Just over 10 percent of Jaguar Land Rover’s 43,000-strong British workforce will soon be out of a job, reports Autocar. Britain’s largest automaker claims it’s part of a plan to prepare for the technological and regulatory challenges of the future, but it also comes amid slow sales of its sedans and diesel-powered vehicles along with a sharp drop in Chinese sales.
“We are taking decisive action to help deliver long-term growth, in the face of multiple geopolitical and regulatory disruptions as well as technology challenges facing the automotive industry,” Jaguar Land Rover CEO Dr. Ralf Speth told Autocar.
These 4,500 job cuts will come from across all of JLR’s locations in the U.K., with voluntary reductions offered first in the form of a buyout program and early retirement packages. Cuts will also be focused on “the management and leadership areas of our facilities,” Speth explained to Autocar. The company hopes to save £2.5 billion (nearly $3.2 billion U.S.) over the next 18 months in what Speth called a “turnaround and transformation program.”

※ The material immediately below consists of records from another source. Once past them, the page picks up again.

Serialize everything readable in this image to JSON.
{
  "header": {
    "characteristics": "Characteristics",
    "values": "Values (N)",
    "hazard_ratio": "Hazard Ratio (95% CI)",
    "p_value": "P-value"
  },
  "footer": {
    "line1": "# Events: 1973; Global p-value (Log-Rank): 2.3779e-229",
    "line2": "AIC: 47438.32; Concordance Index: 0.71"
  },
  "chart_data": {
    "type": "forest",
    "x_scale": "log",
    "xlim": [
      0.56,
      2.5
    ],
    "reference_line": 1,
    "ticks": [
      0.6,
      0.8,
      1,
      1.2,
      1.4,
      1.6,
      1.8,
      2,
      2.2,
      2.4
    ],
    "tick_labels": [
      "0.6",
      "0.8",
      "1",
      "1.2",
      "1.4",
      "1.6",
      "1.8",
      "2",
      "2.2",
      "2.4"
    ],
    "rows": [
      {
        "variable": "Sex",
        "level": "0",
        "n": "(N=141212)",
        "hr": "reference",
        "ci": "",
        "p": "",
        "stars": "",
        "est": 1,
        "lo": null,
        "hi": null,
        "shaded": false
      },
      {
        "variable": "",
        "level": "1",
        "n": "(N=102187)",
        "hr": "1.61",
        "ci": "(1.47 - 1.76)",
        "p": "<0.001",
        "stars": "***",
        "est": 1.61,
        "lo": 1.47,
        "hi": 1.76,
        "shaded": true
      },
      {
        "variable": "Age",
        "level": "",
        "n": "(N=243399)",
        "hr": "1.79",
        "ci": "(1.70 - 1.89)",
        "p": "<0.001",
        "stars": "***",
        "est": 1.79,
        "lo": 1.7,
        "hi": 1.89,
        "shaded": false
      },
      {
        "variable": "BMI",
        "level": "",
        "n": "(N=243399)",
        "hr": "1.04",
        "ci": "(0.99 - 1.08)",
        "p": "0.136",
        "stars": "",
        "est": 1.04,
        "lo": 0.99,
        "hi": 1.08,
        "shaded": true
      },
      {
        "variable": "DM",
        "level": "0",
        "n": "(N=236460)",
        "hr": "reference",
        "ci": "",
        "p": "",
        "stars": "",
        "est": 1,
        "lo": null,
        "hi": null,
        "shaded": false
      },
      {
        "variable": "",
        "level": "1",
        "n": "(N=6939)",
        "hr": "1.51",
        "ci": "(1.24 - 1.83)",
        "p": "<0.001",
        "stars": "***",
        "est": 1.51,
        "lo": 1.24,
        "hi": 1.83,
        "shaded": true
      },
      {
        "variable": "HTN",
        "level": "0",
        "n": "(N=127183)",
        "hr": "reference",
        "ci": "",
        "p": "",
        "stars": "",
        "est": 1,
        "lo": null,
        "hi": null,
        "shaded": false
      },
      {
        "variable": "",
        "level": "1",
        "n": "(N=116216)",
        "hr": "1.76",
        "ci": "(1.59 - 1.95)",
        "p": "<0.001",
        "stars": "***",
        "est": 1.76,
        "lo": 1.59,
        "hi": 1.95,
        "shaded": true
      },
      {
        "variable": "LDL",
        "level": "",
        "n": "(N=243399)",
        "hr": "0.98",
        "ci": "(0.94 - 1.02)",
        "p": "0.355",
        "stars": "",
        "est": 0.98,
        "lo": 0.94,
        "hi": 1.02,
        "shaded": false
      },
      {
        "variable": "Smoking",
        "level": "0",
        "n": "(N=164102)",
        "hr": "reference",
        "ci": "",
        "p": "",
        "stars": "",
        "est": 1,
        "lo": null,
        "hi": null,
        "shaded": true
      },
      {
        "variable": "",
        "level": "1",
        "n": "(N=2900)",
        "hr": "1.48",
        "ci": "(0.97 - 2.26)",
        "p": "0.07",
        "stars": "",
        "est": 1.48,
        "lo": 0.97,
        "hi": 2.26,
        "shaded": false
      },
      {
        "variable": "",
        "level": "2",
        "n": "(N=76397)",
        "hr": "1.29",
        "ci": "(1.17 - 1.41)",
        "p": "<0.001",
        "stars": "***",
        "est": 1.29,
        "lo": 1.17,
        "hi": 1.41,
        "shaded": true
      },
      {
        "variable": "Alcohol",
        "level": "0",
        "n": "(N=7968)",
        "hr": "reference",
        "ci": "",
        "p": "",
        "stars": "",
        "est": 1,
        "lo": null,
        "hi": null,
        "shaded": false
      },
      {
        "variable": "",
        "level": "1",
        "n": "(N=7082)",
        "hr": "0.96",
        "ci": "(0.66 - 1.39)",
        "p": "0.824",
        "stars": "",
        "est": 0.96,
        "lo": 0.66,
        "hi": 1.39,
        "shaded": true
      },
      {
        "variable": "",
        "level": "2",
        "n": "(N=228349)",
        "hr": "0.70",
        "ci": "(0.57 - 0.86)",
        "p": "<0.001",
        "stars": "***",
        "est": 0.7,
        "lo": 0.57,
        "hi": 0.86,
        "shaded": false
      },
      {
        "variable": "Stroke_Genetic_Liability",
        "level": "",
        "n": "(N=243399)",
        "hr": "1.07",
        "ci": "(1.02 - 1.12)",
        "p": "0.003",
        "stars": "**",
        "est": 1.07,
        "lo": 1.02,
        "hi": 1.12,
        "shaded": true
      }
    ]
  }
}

Preparing for the future is one thing, but this sounds a lot more like JLR is scrambling to make up for the recent past. The new plan to but 4,500 jobs will be in addition to 1,500 jobs that were cut across the company in 2018. The automaker’s sales in China alone dropped 21.6 percent last year, which contributed to a third-quarter loss of £90 million ($114.7 million U.S.) in 2018. Jaguar and Land Rover’s combined sales dropped by 4.6% last year compared to 2017’s sales figures. Jaguar worldwide sales actually grew slightly by 1.2 percent from 2017, but Land Rover sales dropped by 6.9 percent.
The future doesn’t look too rosy for JLR’s current direction, either, with uncertainties about Brexit looming over every U.K.-based business, along with possible hikes in American trade tariffs, the rollout of the European Union’s new world harmonized light vehicle test (WLTP), and all of the ill will towards diesel cars in the wake of Dieselgate, Autocar notes. A hard Brexit could severely disrupt JLR’s production and export of cars, and as long as what Brexit is actually going to look like remains in the air, companies like JLR have little choice but to prepare for the worst.
On the subject of how badly Brexit could affect JLR, Speth refused to comment as to whether any production facilities would be closed in the cost-cutting scheme. “We have to wait for politics – what will happen after 29th March?” Speth told Autocar. Speth also made no mention on paring back the company’s plan to add 13 new models.
On the upside, the U.K. is still investing in JLR’s electrification plans, which include electric drive units made in Wolverhampton starting in 2020 as well as a new battery assembly facility in Hams Hill, which no doubt saved some jobs from being cut. The company previously announced that every model it makes from 2020 on will offer either an electric or hybrid variant.